Explication paroles | Mayores | Becky G & Bad Bunny

La chanson Mayores, de Becky G (Californie, 1997) et Bad Bunny (Porto Rico, 1994), a été interprétée depuis sa sortie l’été dernier comme un signe d’autonomisation des femmes. La raison : une artiste féminine a parlé ouvertement de sa vie sexuelle, ce qui contribue à naturaliser un tabou profondément enraciné. Cependant, il n’y a pas de corrélation entre l’interprétation publique de Mayores (à laquelle il faut ajouter les images montrées dans le clip vidéo) et les idées qui sont représentées dans les paroles, de manière plus ou moins cachée.

L’œuvre montre une série de paradoxes difficiles, voire impossibles, à surmonter. Un problème qui découle de l’appartenance à une société androcentrique, dans laquelle le mâle est la seule référence historique. La création de ces dispositifs permet difficilement d’éviter les atavismes qui se camouflent dans ce type de travail, mais qui peuvent perpétuer, involontairement, les mêmes idées.

Traduction du texte

Dans le cas du texte (plus d’informations sur ce que la vidéo montre plus tard), les paroles peuvent être comprises comme une proclamation de l’incapacité d’une femme à choisir. Ainsi, lorsque Becky G affirme que « j’aime les hommes plus âgés/ De ceux qui les appellent des gentlemen/ De ceux qui ouvrent la porte/ Et vous envoient des fleurs », elle s’expose à l’un des paradoxes mentionnés ci-dessus.

Le célèbre sociologue français Pierre Bourdieu explique dans son ouvrage La domination masculine (1998) que les dominés (les femmes) se soumettent à des catégories construites du point de vue des dominateurs (les hommes). Ainsi, ces structures de domination, définies par Bourdieu comme « le produit d’un travail de reproduction continu (et donc historique) », donnent aux hommes les valeurs de public, haut, fort, dangereux et une longue liste plus, tandis que les femmes sont placées dans l’interne, bas, faible ou domestique.

Par conséquent, lorsque Becky G déclare ce qui précède ou que « je ne veux pas d’un garçon qui ne sait rien/ je préfère un gars, taille de costume/ je ne veux pas d’un garçon qui ne sait rien/ je préfère un gars, taille de costume », elle perpétue le choix d’un modèle masculin. Le même homme masculin, dominant, fort et avec un statut économique élevé.

Nous nous tournons à nouveau vers la domination masculine de Bourdieu pour éclaircir ce point. Lorsque l’artiste américaine déclare qu’elle cherche ce genre d’homme, elle s’engage dans une représentation naturalisée.

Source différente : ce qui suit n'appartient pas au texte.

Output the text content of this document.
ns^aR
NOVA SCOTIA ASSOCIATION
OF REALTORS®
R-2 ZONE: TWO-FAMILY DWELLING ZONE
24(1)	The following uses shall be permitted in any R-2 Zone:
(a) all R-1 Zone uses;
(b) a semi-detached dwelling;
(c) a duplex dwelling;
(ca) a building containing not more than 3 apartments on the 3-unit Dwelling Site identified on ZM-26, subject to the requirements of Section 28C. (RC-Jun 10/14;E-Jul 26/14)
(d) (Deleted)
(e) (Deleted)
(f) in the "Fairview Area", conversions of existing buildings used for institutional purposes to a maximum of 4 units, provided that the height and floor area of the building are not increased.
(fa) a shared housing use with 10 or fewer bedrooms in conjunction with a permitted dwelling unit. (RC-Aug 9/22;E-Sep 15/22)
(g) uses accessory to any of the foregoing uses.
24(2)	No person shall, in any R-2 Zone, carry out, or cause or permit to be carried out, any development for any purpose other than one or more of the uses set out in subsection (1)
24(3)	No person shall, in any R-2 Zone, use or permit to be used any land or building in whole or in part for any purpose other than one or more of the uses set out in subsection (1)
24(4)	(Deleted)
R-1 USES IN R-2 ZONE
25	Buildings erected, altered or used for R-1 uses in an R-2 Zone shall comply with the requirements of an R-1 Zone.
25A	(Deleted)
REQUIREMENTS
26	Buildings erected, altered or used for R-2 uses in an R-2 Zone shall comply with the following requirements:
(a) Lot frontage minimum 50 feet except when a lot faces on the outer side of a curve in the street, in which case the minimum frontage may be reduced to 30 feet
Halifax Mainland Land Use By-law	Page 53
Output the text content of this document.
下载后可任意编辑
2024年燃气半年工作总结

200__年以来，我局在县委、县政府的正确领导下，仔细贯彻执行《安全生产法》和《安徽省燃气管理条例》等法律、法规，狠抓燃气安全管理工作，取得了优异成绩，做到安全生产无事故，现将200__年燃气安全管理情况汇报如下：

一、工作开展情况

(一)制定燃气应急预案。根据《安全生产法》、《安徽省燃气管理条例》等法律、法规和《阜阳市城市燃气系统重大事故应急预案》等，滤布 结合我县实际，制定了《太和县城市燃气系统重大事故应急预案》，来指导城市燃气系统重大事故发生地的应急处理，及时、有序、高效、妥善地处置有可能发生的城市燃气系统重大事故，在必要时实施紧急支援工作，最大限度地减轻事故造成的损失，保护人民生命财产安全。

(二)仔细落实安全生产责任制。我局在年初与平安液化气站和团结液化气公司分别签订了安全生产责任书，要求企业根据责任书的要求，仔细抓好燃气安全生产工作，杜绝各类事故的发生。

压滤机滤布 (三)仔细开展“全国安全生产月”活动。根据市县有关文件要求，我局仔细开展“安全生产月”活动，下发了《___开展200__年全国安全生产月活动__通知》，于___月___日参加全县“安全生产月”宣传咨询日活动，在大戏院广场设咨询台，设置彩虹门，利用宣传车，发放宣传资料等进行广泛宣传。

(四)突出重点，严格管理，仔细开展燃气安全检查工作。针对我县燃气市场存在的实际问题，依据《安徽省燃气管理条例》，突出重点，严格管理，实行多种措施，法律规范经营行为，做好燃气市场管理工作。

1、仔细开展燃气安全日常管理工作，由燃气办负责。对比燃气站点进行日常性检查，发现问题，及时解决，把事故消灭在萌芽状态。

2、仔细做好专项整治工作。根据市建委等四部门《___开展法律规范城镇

Becky G cherche à montrer sa capacité de choix, mais finit par choisir un modèle masculin classique et dominant.

Pour expliquer cela, Bourdieu choisit une observation de la société. Le sociologue français affirme que lorsque les femmes françaises doivent choisir un homme, elles optent pour « un partenaire plus âgé et (…) physiquement plus grand ». La raison : un renversement des rôles, dans lequel la femme est la dominante, l’inférieure. Paradoxalement, c’est la femme qui est diminuée en étant avec un homme qui est diminué à cause de son physique ou de son attitude. À la tête viennent les adjectifs qu’une femme qui a l’apparence de la domination recevrait, tous de teinture négative. Quelque chose qui n’arriverait pas avec les hommes dominants, un archétype naturalisé.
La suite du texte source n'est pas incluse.